The Obama administration has wreaked havoc across the landscape of America's public policy school deandom, wantonly plucking top administrators to staff their foreign policy machine. [Is "deandom" even a word?--ed. Roll with it.]

First James Steinberg, Dean of the LBJ School of Public Affairs at the University of Texas, leaves to be Deputy Secretary of State.

Then Anne-Marie Slaughter, Dean of the Woodrow Wilson School of Public and International Affairs, leaves to become the Director of Policy Planning at the State Department.

Over at Harvard, Joseph Nye, the former dean of the John F. Kennedy School of Government, has been rumored to be the next Ambassador to Japan.

I stayed silent when all these deans were poached -- and now they've gotten my guy:
Having recently returned from a fact-finding trip to North Korea, Stephen W. Bosworth, dean of the Fletcher School of Law and Diplomacy at Tufts University, will have little time to unpack his bags in Medford before heading back to the region - this time as President Obama's special envoy to North Korea, according to administration officials.

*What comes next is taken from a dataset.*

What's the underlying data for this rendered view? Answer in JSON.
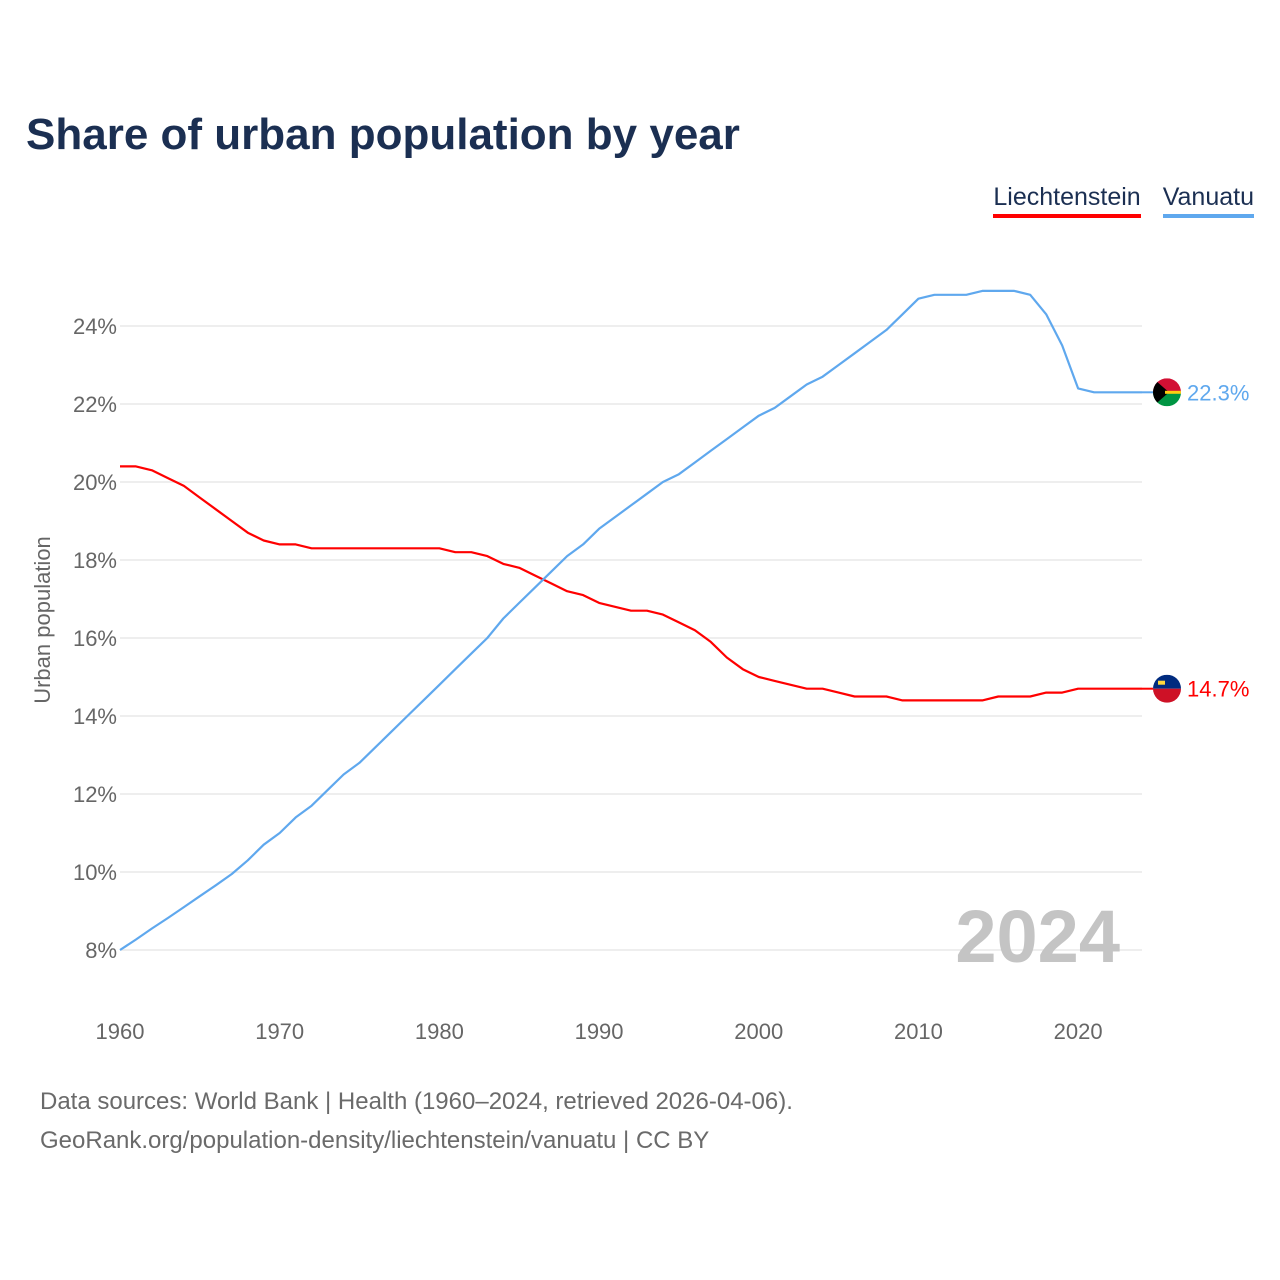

Bosworth, 69, is expected to be named today the top US diplomat to the six-nation talks that have sought for more than five years to persuade the reclusive North Korean regime to give up its nuclear weapons program in return for an end to nearly 60 years of economic isolation.
Willim F. Buckley, Jr. famously said:
"I am obliged to confess I should sooner live in a society governed by the first two thousand names in the Boston telephone directory than in a society governed by the two thousand faculty members of Harvard University."
Hmm. While I'm sympathetic to the idea of randomly selected persons being suitable for a legislative body, I'm pretty sure it wouldn't be wise to give them positions like Secretary of State, Policy Planning, or ambassadorship to Japan and North Korea.